I noted to Dietrich that some have likened what he does to Operation Rescue' s civil disobedience at abortion clinics. Dietrich said he feels "challenged" by Operation Rescue in the same way, he hopes, others will feel challenged by what he does. "I may not do an Operation Rescue," he said, "but I feel challenged to think about it, I feel challenged to think of my position on abortion. If I'm willing to get arrested on pacifist issues, why am I not willing to get arrested on this one? I won't dismiss them."

But why won't he, one who believes, as he says, in the "seamless garment," do a civil disobedience action against abortion? Dietrich didn't answer immediately. He blew meditatively a few times -- "I'm thinking, I'm thinking," he said. "Um [pause, then in slow measured words] I guess all I can say is that I'm challenged by it. It's not part of the tradition out of which I come. Even though I'm a Catholic Worker and Dorothy Day is up for canonization as the anti-abortion saint, it's not an issue that Dorothy emphasized. I haven't been pulled in that direction, but I'm still willing to think about it. I haven't come to the point of making that decision yet, but some [Catholic Workers] have, and some are kind of left-wing of the movement."
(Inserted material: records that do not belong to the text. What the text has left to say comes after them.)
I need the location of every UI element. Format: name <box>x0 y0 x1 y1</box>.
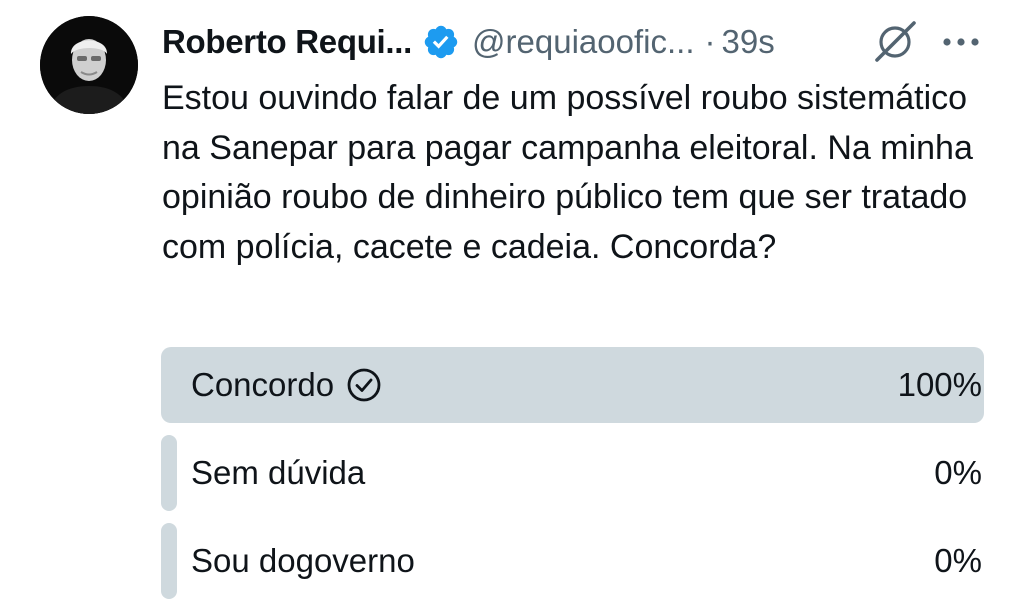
poll: Concordo 100% Sem dúvida 0% Sou dogovern… <box>161 347 984 611</box>
separator-dot: · <box>704 23 716 60</box>
author-handle[interactable]: @requiaooﬁc... <box>472 23 694 61</box>
avatar[interactable] <box>40 16 138 114</box>
poll-option-label: Concordo <box>191 366 335 403</box>
check-circle-icon <box>346 367 382 403</box>
poll-option-sou-dogoverno[interactable]: Sou dogoverno 0% <box>161 523 984 599</box>
timestamp[interactable]: 39s <box>722 23 775 61</box>
grok-icon[interactable] <box>870 16 920 66</box>
tweet-text: Estou ouvindo falar de um possível roubo… <box>162 79 973 266</box>
author-name[interactable]: Roberto Requi... <box>162 23 412 61</box>
verified-badge-icon[interactable] <box>422 23 460 61</box>
poll-option-label: Sem dúvida <box>191 454 366 491</box>
poll-option-percent: 0% <box>934 454 982 491</box>
poll-option-label: Sou dogoverno <box>191 542 415 579</box>
poll-option-concordo[interactable]: Concordo 100% <box>161 347 984 423</box>
poll-option-bar <box>161 435 177 511</box>
poll-option-sem-duvida[interactable]: Sem dúvida 0% <box>161 435 984 511</box>
tweet: Roberto Requi... @requiaooﬁc... · 39s Es… <box>0 0 1024 602</box>
more-options-icon[interactable] <box>936 22 986 58</box>
poll-option-percent: 100% <box>897 366 982 403</box>
poll-option-bar <box>161 523 177 599</box>
poll-option-percent: 0% <box>934 542 982 579</box>
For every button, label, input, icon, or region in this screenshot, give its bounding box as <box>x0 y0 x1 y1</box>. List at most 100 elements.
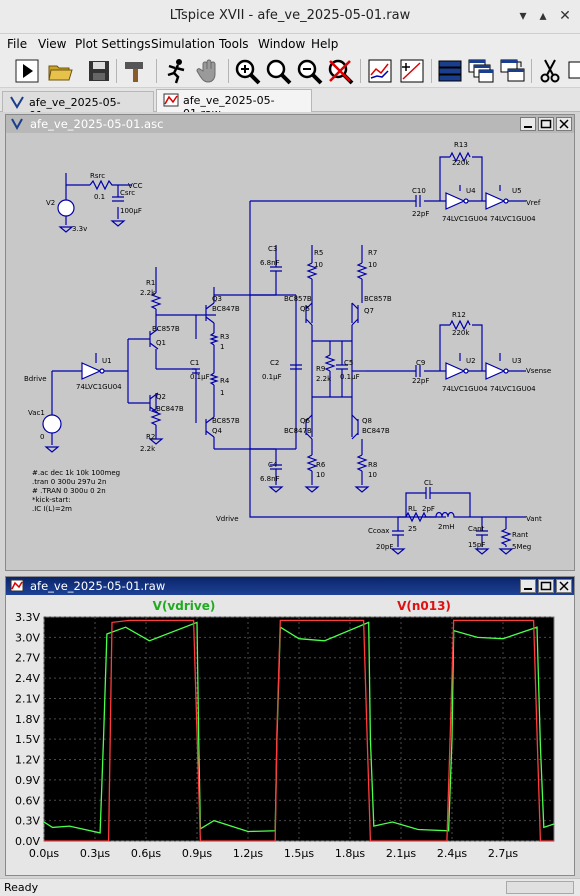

Dietrich, then, turned the tables. "I would just challenge the readers of your paper to consider that we need to be challenged by each other," he said. "I think that we are at the extremes of our tradition, but when you are at the extremes, you are often closer to each other than anybody else, because you have come round the whole circle. I will not dismiss those who put their lives on the line, because I know the cost of it, and I know that when people are willing to do that, I'm going to stop and think, because that's what I want people to do when I do an action. I would ask people, when I do an action, don't dismiss me, don't write me off. Be challenged by it to think a little bit more -- what would Jesus do?"